Manual: The UI can also call POST /api/skills/{slug}/improve to force the same path.

4. Feedback and skills¶

Module: skills/registry.py — record_feedback(slug, "good" | "bad") updates per-package success/failure counters used for growth stats and upgrade thresholds.

Explicit feedback hits /api/workflow/{session_id}/feedback and updates the workflow JSON and package stats.

5. Implicit feedback¶

Optional: When the client sends implicit feedback mode with the last workflow id, the next user message is classified by an LLM (_classify_implicit_feedback in app.py) against the previous reply’s conclusion.

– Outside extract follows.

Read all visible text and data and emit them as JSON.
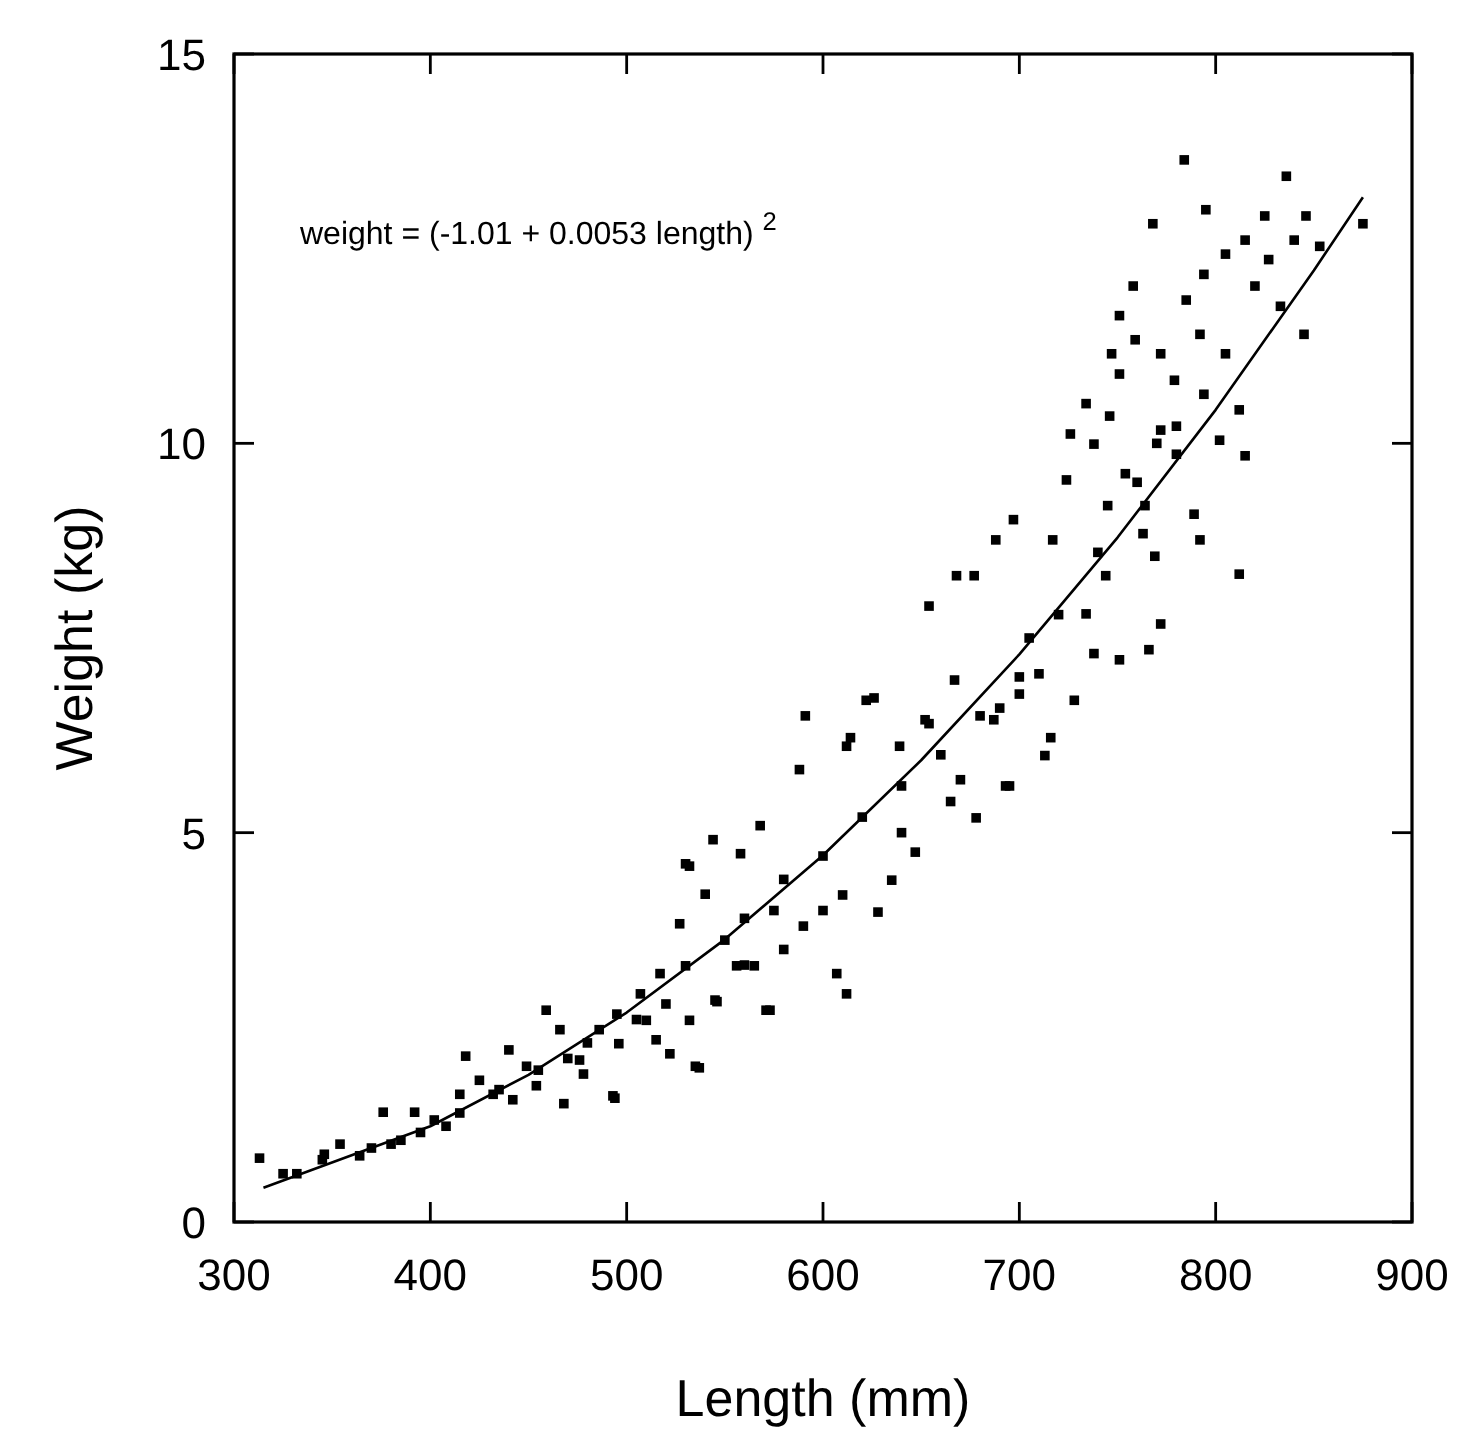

If the verdict is good or bad and the workflow was not already rated, the same update_workflow_feedback and record_feedback paths run as for explicit 👍/👎.

6. Growth Dashboard (`get_growth_profile`)¶

Module: agent/workflow_recorder.py — get_growth_profile()

It walks all workflow JSON files and aggregates:

Session counts, 👍/👎 counts, satisfaction rate
Domain buckets — _classify_domain() scores user text + table names against built-in keyword lists (_DOMAIN_KEYWORDS) plus data/custom_domains.json (user-defined domains from the UI)
Tool frequency across steps
Efficiency — compares average duration and step count between early and recent half of sessions (when enough data)
Timeline events — e.g. when skill_distilled appears
Milestones — derived in the same function from counts and events

The frontend calls GET /api/growth/profile to render the Growth Dashboard.

Endpoint	Purpose
`POST /api/workflow/{session_id}/feedback`	👍/👎; may trigger `try_improve` and return `skill_upgraded`
`POST /api/skills/discover`	Run pattern discovery; returns suggestions
`POST /api/skills/{slug}/improve`	Manually trigger skill upgrade from bad workflows
`GET /api/growth/profile`	Growth Dashboard payload
`POST /api/growth/domains`	Add custom domain keywords (`custom_domains.json`)
`GET /api/workflows`	List recent workflow metadata

Chat streaming may emit SSE events such as workflow_id, skill_learned, and implicit_feedback_applied — see app.py and static/app.js.

8. Files to read in the repo¶

Path	Content
`agent/workflow_recorder.py`	Workflow schema, feedback updates, `find_recurring_patterns`, `get_growth_profile`, domain keywords
`agent/skill_distiller.py`	`try_distill`, `discover`, `try_improve`, pattern mining
`agent/executor.py`	Saves workflow after run; calls `try_distill` when `auto_learn` is on
`skills/registry.py`	Package CRUD, versioning, `record_feedback`, `upgrade_package`
`app.py`	HTTP routes, implicit feedback, workflow feedback → upgrade

9. Limitations (honest scope)¶

No gradient training — evolution is prompt + JSON skill files, not model fine-tuning.
Pattern discovery is driven by identical tool sequences and heuristics; similar-but-not-identical workflows may need manual skill authoring.
Domain labels are keyword-based; they are for reporting and UX, not ground-truth classification.

For product-level behaviour (Plan Mode, multi-agent, memory), see Features and Architecture.